After her incarceration, Ms. Pomsel worked in German broadcasting until her retirement in 1971.

She said in the interview that she never had access to information about Nazi war crimes or mass killings, and that she learned of the gas chambers and crematoriums only after her release.

“We knew that Buchenwald existed,” she said, but believed it was a correctional facility. “We knew it as a camp. We knew Jews went there.”

“I witnessed the deportation of Jews from Berlin,” she said, “but it was explained to us that in the east, there was a flood of refugees, from what would become Yugoslavia and so on, and that they were coming into Germany. They were abandoning their farms, their fields, which must be maintained. And then the Jews would come!”

In “A German Life,” Ms. Pomsel appears against a black background in extreme close-up. Interview footage is interspersed with quotes by Goebbels as well as archival material, much of it previously unreleased, from the United States Holocaust Memorial Museum in Washington and the Steven Spielberg Film and Video Archive.

Ms. Pomsel struggles to describe her responsibility. “No, I wouldn’t see myself as being guilty,” she says at one point in the film. “Unless you end up blaming the entire German population for ultimately enabling that government to take control. That was all of us. Including me.”

Yet she admits to “a bit of a guilty conscience,” and laments “indifference and shortsightedness.” She questions her upbringing, “this Prussian something to follow the rules but, at the same time, to also cheat a bit, to lie or put the blame on someone else.”

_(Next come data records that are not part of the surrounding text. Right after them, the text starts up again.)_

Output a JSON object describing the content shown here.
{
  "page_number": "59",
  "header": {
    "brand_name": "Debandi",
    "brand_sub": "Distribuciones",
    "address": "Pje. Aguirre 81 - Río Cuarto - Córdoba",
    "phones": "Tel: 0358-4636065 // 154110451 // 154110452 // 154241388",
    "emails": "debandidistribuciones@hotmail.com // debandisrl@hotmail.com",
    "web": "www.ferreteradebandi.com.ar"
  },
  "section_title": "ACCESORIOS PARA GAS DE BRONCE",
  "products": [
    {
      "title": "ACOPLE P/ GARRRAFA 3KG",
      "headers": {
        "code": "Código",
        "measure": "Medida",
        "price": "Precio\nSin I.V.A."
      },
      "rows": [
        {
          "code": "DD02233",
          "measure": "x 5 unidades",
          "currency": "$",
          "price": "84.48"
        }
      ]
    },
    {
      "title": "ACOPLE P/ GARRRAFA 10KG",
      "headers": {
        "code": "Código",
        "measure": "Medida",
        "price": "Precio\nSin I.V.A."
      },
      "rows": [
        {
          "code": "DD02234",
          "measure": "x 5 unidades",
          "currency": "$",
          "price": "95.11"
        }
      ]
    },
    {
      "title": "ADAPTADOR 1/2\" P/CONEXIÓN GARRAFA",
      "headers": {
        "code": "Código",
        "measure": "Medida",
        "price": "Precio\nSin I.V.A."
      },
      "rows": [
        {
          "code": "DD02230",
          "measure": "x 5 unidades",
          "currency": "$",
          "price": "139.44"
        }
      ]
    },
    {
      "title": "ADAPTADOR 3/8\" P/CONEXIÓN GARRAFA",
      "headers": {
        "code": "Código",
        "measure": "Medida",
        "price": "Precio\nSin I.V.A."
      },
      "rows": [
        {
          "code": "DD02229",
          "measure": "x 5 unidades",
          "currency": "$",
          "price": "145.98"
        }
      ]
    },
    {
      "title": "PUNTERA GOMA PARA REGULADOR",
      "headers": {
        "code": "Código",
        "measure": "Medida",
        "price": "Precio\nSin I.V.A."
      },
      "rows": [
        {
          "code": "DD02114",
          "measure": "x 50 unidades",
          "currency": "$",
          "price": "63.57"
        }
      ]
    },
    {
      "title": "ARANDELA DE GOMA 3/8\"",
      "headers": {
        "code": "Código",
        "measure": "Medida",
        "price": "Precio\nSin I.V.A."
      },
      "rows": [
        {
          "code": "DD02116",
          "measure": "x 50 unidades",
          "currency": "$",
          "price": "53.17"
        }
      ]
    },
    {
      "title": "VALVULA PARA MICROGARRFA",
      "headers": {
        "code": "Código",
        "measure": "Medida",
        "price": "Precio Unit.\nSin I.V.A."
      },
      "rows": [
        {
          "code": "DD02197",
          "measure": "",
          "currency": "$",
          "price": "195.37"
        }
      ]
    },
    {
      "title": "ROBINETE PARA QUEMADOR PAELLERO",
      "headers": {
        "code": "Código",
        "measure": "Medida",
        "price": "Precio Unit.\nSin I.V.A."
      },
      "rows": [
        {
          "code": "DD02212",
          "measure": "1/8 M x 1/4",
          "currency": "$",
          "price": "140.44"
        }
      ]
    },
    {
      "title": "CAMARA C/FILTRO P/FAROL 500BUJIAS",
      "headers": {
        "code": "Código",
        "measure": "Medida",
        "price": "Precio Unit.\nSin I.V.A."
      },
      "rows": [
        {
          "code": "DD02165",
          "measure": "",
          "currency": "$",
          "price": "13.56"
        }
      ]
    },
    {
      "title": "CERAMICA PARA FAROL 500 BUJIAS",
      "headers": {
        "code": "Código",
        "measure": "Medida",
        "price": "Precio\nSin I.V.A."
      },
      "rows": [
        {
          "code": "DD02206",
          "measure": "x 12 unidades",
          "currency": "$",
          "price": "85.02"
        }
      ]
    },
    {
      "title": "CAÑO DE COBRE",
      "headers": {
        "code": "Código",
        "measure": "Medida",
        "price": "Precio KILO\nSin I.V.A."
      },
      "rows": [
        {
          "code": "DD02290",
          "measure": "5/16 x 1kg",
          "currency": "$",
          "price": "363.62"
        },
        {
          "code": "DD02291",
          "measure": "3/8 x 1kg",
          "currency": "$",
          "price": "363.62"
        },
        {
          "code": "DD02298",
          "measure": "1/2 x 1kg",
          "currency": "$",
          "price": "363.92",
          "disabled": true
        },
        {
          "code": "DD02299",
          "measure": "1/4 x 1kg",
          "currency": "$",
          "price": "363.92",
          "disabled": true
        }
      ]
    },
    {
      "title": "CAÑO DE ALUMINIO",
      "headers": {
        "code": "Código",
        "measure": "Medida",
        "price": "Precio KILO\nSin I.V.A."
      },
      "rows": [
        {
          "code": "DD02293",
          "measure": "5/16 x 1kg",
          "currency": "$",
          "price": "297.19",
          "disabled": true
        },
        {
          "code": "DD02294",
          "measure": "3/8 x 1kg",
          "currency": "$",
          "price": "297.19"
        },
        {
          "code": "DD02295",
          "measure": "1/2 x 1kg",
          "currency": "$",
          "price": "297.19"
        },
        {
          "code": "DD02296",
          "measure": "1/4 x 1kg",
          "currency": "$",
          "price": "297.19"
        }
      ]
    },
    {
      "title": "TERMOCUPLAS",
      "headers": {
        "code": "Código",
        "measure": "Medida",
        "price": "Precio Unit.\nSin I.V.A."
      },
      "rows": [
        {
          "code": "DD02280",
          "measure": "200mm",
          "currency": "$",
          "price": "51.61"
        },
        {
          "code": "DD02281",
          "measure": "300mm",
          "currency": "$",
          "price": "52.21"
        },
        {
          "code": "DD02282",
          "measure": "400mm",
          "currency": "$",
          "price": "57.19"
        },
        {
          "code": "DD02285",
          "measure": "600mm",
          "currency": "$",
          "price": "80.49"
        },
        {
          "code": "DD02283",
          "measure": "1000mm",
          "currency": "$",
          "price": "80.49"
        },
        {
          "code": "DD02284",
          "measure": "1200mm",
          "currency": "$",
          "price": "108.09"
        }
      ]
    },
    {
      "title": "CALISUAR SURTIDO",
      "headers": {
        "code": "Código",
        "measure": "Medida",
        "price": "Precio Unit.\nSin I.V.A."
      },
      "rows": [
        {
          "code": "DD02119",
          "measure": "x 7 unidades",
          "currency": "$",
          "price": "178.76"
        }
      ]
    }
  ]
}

She dismisses those who would judge her.

“The people who today say they would have done more for those poor, persecuted Jews,” she says, “I really believe that they sincerely mean it. But they wouldn’t have done it, either. By then the whole country was under some kind of a dome. We ourselves were all inside a huge concentration camp.”

Ms. Pomsel’s lack of hand-wringing is precisely why the filmmakers found her testimony both valuable and credible.

“You can believe her,” said Florian Weigensamer, one of the film’s four directors. “Because so many people are hiding behind these false regrets.”

“She was not an avid Nazi,” he added. “She just didn’t care and looked away. That’s what I think makes her guilty.”

Ms. Pomsel’s personal guilt was not the directors’ main focus, they say. At a time when rightist populism is on the rise in Europe, they want the film, which they hope will open in European and American cinemas in the fall, to serve as a reminder of the human capacity for complacency and denial. “A German Life’’ is scheduled to be shown this month at the Jerusalem Film Festival and Jewish Film Festival in San Francisco.

“The dangers are still alive. It could happen again,” said another of the directors, Olaf Müller. “One of the main aims of the film is to have the audience question, How would I have reacted? What would I have done in her situation for a new step in my career?”

Ms. Pomsel watched the German premiere, and said of the film, “I found parts of it terribly gripping — not so much my own destiny, because that’s behind me.”

“But as it reached some final points, it really took hold of me physically,” she said. “I was gripped as if it were brand new, even though I knew everything already.”